Your favourite WW2 novels.

 

A short while ago we ran a competition on the TripFiction site giving away copies of the excellent WW2 novel I Can’t Begin To Tell You by Elizabeth Buchan. To qualify for the draw, readers had to give us the name of their favourite WW2 novel… we were overwhelmed by the response! We have now sorted through all the answers and are pleased to publish – in descending order of popularity – the top 5 titles you gave us. There were 37 named titles in total, but these 5 really stood out from the rest in your judgement.

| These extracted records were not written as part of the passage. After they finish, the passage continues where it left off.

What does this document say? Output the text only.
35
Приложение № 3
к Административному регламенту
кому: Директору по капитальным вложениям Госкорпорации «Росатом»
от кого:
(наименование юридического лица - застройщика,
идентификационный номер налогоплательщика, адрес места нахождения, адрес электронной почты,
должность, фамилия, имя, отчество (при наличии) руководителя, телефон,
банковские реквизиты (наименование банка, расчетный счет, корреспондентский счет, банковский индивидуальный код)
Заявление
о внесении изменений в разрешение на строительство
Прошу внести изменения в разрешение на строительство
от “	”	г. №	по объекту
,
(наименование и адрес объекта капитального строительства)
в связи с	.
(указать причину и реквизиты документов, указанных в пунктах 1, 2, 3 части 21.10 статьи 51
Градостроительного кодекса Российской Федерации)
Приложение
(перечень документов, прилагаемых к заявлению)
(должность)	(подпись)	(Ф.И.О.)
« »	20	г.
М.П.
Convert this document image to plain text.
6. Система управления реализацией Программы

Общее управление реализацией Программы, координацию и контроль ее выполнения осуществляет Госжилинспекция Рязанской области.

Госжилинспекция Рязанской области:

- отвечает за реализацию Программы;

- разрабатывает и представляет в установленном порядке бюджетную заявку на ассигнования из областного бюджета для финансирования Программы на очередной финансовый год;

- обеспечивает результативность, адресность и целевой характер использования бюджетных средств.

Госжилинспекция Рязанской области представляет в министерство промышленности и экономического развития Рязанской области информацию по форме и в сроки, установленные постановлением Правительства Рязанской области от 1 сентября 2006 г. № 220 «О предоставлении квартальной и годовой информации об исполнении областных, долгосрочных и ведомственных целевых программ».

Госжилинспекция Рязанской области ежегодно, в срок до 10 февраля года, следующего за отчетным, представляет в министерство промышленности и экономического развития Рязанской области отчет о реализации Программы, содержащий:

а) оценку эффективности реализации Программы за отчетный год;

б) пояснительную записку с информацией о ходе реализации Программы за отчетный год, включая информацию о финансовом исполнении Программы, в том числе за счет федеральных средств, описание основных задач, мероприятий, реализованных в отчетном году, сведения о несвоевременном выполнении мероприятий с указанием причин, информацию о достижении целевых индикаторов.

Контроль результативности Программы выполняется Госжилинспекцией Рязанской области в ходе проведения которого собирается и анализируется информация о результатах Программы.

1. The Boy In The Striped Pyjamas by John Boyne

Your favourite WW2 novelsNine-year-old Bruno knows nothing of the Final Solution and the Holocaust. He is oblivious to the appalling cruelties being inflicted on the people of Europe by his country. All he knows is that he has been moved from a comfortable home in Berlin to a house in a desolate area where there is nothing to do and no one to play with. Until he meets Shmuel, a boy who lives a strange parallel existence on the other side of the adjoining wire fence and who, like the other people there, wears a uniform of striped pyjamas.

Bruno’s friendship with Shmuel will take him from innocence to revelation. And in exploring what he is unwittingly a part of, he will inevitably become subsumed by the terrible process.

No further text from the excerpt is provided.